Cristina e Giulia entrarono con curiosità in un negozio di abbigliamento. Iniziarono a esplorare il reparto delle ragazze alla ricerca di qualcosa di speciale.
Dopo un po’ che si aggiravano tra i vestiti, furono avvicinate da una giovane commessa con la coda di cavallo e il look alla moda; si rivolse a Cristina: «Ciao, hai bisogno di aiuto?»
Lei si guardò intorno seria e non rispose.
Giulia si avvicinò. «Ciao. Posso chiedere io, per favore? Mi piacerebbe trovare un vestito colorato di verde o di azzurro.»
La commessa guardò imbarazzata la ragazzina down, poi si rivolse di nuovo a Cristina: «Siete insieme?»
Lei nel frattempo aveva sospirato e ritrovato il sorriso. «Sì.»
«Abbiamo qualcosa di colorato più avanti, se vuoi portare là tua sorella…»

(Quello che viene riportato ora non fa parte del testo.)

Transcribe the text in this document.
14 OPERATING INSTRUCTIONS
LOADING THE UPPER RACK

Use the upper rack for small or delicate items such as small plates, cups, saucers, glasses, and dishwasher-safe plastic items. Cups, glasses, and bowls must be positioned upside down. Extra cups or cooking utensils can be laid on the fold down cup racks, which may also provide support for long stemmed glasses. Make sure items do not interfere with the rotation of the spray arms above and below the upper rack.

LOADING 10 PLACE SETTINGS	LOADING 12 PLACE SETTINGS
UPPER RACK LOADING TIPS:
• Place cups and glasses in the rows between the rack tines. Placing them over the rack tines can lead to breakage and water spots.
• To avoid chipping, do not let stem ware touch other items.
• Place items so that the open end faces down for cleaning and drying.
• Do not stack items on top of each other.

Le ragazzine ridacchiarono.
«Non siamo sorelle.»
«Scusa. È tua cugina?»
«No, siamo amiche.»
La commessa guardò l’una, poi l’altra. «Ah… Ehm, se hai bisogno di aiuto chiamami pure. Ok?»
«Ok.»
Cristina e Giulia si specchiarono vicine per vedere se davvero si somigliassero così tanto; poi, poco convinte, andarono più avanti dove gli era stato indicato. Non comprarono nulla, ma si divertirono molto a fingere di fare shopping. Furono anche attente a lasciare tutto in ordine come lo avevano trovato.
Cristina arrivò a casa carica e felice. Portò lo zaino in camera poi, sotto al disegno di Gabriele, scrisse Black Canary. Strofinò il palmo con il pollice per cancellare la scritta e infine si lavò attentamente con il sapone.
Si sentiva così motivata che, dopo aver raccontato gli avvenimenti del pomeriggio, decise di affrontare i genitori per un ultimo tentativo.
«Ci ho pensato su, come mi avete chiesto. Vorrei davvero fare i Geometri.»
La madre sbottò. «Ma non se ne parla…»
Il padre mantenne la calma. «Lo capisci che senza aiuti rischi di perdere l’anno?»
Cristina cercò di non torturare la forchetta che stringeva nella mano. «Pazienza se perderò l’anno, almeno ci avrei provato!»
La donna, stranamente, non alzò la voce. «Non ti vergogneresti a essere bocciata ai Geometri?»
La ragazzina controllò il respiro, poi rispose: «Sarebbe… molto più brutto essere bocciata al Don Bosco, non… avrei nemmeno il coraggio di farmi più vedere dai miei amici!»
La madre inspirò; puntò il dito facendolo oscillare diverse volte senza parlare. «È vero.»
Cristina strinse la forchetta dalla parte che faceva meno male.
«E sia! Andrai ai Geometri. Però se viene fuori una brutta pagella tra due settimane giuro che vado io stessa in segreteria e sposto l’iscrizione. Chiaro?»
La ragazzina sorrise; rimise la posata sul tavolo e annuì.
E mentre canticchiava felice in camera sua davanti al computer, le sembrò di sentire la voce di sua madre: «Se venisse bocciata al Don Bosco non potrei più farmi vedere dalle mie amiche.»